Get ready for the legal showdown. City schools now operate at the direction of a state-appointed Board of Education. On Thursday lawyers for the plaintiffs will try to persuade the state Supreme Court to overturn the July 6 decision by the elected board to dissolve itself. Michele Mount (OIB handle MCAT) will argue on behalf of education candidates who wanted to run on the slate of Democratic mayoral challenger Mary-Jane Foster who was defeated by Mayor Bill Finch in a September 27 primary.
The would-be school candidates were at the center of all the legal hullabaloo that delayed the primary date two weeks. Democratic Registrar Santa Ayala invalidated Foster’s entire slate from the primary ballot as a result of one too many candidates for BOE slots. Superior Court Judge Barbara Bellis overturned Ayala and placed Foster and most of her slate on the ballot except for the BOE candidates. Mount and Alan Neigher were the legal team that successfully argued Foster on the ballot. But some legal observers maintained the judge was more focused on doing what was fair versus a strict legal interpretation.
Foster, some parents and former school board members in the minority filed suit against the local school board decision arguing a non-elected school board disenfranchises voters.
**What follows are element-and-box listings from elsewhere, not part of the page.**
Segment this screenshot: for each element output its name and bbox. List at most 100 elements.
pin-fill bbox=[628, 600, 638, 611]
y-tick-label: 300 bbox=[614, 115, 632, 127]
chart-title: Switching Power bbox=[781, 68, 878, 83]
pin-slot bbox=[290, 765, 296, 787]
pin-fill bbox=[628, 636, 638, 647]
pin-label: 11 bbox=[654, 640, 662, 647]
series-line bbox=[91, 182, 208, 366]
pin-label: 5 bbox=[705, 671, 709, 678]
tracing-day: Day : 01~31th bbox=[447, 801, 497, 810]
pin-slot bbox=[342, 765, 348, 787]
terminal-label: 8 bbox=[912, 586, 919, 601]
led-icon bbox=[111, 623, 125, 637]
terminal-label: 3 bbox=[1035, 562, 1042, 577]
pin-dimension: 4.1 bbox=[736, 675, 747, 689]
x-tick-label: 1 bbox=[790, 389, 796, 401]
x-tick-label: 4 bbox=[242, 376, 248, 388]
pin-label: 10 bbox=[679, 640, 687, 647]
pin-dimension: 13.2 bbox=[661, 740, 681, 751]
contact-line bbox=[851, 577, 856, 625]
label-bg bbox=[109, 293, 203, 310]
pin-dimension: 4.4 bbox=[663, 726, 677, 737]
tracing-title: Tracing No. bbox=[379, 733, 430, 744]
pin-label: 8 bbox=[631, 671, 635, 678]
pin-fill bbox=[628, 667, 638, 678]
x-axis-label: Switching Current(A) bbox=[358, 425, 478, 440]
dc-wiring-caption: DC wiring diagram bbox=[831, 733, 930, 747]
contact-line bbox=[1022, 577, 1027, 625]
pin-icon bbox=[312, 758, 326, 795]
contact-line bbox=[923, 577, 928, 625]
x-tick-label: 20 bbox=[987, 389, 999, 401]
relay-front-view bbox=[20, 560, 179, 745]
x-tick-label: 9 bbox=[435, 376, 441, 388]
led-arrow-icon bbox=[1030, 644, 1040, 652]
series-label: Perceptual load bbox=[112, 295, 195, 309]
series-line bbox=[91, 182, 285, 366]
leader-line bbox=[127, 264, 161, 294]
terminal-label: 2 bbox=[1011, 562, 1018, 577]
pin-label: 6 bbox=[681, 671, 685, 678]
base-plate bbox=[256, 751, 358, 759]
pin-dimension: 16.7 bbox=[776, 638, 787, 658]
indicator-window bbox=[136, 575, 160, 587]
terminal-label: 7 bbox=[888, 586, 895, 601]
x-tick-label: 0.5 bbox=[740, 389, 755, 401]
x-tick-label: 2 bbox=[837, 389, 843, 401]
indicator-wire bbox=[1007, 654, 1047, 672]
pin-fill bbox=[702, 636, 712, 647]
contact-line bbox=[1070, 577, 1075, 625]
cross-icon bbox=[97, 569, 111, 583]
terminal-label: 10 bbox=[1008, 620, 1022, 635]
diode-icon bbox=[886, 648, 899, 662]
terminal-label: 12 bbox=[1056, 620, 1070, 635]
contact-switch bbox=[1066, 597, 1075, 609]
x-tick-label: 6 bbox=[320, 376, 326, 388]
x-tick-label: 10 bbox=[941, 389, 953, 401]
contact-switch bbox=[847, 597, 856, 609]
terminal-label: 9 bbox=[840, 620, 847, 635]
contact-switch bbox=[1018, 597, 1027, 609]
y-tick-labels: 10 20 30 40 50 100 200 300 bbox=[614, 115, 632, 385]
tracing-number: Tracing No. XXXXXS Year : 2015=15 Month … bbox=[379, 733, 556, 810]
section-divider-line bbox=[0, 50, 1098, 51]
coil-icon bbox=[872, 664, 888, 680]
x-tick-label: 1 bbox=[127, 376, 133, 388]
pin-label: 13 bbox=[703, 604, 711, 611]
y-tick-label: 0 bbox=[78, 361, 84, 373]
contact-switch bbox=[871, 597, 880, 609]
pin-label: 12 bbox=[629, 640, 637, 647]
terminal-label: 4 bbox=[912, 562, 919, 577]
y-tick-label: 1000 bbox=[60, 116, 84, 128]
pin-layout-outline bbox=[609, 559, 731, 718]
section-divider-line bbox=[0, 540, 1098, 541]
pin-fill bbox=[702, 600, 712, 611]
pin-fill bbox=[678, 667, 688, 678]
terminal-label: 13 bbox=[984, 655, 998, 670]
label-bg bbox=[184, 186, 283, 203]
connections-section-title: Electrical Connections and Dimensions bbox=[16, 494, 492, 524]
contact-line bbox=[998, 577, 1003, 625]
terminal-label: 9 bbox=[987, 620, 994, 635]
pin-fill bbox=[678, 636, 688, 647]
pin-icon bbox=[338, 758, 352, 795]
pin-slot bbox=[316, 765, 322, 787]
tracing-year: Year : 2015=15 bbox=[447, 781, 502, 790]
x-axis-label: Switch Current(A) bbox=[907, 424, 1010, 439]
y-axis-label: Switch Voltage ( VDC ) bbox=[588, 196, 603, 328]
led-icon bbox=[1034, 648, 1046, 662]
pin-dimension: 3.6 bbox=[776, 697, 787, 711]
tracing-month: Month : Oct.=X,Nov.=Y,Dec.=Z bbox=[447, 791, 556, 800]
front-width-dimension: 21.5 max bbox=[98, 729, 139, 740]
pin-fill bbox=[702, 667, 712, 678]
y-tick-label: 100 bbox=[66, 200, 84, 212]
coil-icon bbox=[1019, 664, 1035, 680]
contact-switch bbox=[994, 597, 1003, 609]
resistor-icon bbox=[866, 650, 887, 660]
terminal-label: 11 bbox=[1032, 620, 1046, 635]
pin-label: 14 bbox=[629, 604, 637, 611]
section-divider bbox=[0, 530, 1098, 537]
The lawsuits they filed have been consolidated into an expedited hearing by the Supremes. A 2010 state law allows for the dissolution of an elected board under dire circumstances with some standards that must be met such as specialized training by board members to improve efficiency and implementing an action plan. Plaintiffs claim these prerequisites were not met. Mount will also argue the law unconstitutional because it strips home rule and violates free speech.
Mount will be going up against accomplished civil defense lawyers including John Bohannon, a seasoned attorney who has handled many cases on behalf of the City Attorney’s Office and Steven Ecker, an appellate specialist considered among his peers one of the brilliant legal minds in the state with loads of experience arguing cases before the state Supremes.
What say you, is the city better off with a state-controlled board to fix a troubled school system or should voters elect school board members?